Some agents are designed spectate other agents' actions and rewards, so it would not have to suffer all consequences while it learns optimal moves.
What I did initially, is defining the following methods on the environment class:
- Interact(action, actor) that return a tuple of both reward signal and new state
- GetState() returns current state
- Spectate() returns a collection of what happened in terms of actor, action, original state, new state, reward obtained.
But this seems to complicate my design and prevent me from scaling the system afterwards.
I was seeking some general way for different agents and environment(s) to interact without explicitly calling methods of certain type or sending out an identifier to the actor.

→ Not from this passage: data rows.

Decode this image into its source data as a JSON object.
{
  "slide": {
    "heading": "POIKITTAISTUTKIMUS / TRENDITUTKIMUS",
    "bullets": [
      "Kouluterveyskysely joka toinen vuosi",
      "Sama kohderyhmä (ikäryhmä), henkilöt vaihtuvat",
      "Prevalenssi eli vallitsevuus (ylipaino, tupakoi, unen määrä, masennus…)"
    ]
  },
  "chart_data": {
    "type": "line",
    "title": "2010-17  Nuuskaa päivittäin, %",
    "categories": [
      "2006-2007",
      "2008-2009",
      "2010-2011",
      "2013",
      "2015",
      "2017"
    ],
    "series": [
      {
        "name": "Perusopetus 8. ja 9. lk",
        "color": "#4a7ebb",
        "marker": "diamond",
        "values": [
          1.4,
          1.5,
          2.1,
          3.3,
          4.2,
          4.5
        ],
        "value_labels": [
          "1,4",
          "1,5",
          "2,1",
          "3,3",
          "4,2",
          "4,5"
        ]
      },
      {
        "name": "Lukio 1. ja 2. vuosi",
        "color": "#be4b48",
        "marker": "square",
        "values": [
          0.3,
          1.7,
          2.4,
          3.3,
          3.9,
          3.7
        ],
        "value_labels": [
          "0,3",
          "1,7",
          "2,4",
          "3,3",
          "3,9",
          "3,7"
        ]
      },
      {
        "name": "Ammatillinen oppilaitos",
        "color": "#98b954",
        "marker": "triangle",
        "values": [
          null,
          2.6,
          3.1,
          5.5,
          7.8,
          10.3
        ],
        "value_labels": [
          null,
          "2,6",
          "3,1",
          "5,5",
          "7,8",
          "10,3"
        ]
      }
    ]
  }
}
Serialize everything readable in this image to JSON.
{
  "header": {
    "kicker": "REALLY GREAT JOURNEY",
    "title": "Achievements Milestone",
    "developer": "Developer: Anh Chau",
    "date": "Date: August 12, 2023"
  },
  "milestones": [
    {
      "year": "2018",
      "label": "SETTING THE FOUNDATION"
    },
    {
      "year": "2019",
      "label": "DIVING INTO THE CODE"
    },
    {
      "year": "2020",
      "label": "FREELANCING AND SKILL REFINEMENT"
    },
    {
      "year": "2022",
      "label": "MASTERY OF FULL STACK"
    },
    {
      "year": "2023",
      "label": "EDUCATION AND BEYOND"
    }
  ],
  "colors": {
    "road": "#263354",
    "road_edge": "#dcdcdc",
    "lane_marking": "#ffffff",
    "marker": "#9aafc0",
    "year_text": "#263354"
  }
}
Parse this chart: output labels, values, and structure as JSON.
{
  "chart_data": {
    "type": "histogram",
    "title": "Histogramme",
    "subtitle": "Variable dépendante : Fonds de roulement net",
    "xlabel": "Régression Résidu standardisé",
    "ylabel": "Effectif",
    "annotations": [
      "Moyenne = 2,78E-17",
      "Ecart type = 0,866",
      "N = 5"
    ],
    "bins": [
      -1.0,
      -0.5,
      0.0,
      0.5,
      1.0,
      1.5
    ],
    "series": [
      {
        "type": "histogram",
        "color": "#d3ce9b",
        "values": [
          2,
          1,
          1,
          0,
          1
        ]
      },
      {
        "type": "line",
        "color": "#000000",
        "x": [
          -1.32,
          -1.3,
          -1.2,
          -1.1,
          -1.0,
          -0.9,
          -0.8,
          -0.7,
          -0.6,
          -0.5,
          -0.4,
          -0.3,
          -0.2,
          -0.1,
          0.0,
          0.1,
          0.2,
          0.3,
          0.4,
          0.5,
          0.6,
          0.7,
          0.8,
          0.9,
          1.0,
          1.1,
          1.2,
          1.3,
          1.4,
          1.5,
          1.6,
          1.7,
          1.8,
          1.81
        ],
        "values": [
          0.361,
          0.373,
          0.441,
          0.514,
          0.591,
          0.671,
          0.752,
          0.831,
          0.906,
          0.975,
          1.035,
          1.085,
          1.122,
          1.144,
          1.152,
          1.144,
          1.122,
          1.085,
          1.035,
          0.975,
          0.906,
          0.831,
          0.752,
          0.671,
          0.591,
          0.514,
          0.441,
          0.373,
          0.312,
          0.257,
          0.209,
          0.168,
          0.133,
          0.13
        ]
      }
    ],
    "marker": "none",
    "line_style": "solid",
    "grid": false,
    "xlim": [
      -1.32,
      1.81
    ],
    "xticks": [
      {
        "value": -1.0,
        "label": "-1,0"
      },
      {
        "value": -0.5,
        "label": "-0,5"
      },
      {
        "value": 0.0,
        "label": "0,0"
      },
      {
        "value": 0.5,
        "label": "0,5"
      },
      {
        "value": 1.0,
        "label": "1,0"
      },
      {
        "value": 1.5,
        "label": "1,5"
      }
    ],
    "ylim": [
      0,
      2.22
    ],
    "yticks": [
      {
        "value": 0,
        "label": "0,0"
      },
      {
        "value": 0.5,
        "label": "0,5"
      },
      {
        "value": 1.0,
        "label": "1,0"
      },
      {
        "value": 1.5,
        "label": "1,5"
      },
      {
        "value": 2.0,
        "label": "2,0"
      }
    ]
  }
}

So I thought of having some mailing system, where an actor (agent) send a message to the environment through a mailbox, and the environment would read the incoming message, interact with it, and return a message to sender (the actor).
Meanwhile, curious agents would read a copy of the returned message that is published for whomever is interested.
This might sound like an observer pattern, except that each agent and the environment(s) are eligible for observing interactions, both for direct interaction and for learning from others' mistakes.
That means, notifications are bidirectional, so it will be an overhead for each object to maintain a list of subscribers to notify when some event occurs. Also, since this is an AI simulation, some processes might be stochastic, e.g. spectating might not be 100% of the time for curious agents.
So we have multiple client classes (not sharing the same super-class) that are capable of messaging one another via what is similar to an Enterprise Service Bus
And what I called PostOffice, would have a Factory method, spawning a mailbox object for each object attempting to message other objects.
So whenever a client object attempts to mail some other object, they would lookup some sort of a directory method, and send a message to the identified mailbox address through the associated mailbox object.
Mailbox object in turn, will notify the post office object, that will forward the message to the receiver mailbox, that will hold this message until the receiver client checks for a message and reads it.
It is some sort of message queuing but at the object level not at an enterprise level
- Is there such design pattern?
- Are there drawbacks for such approach?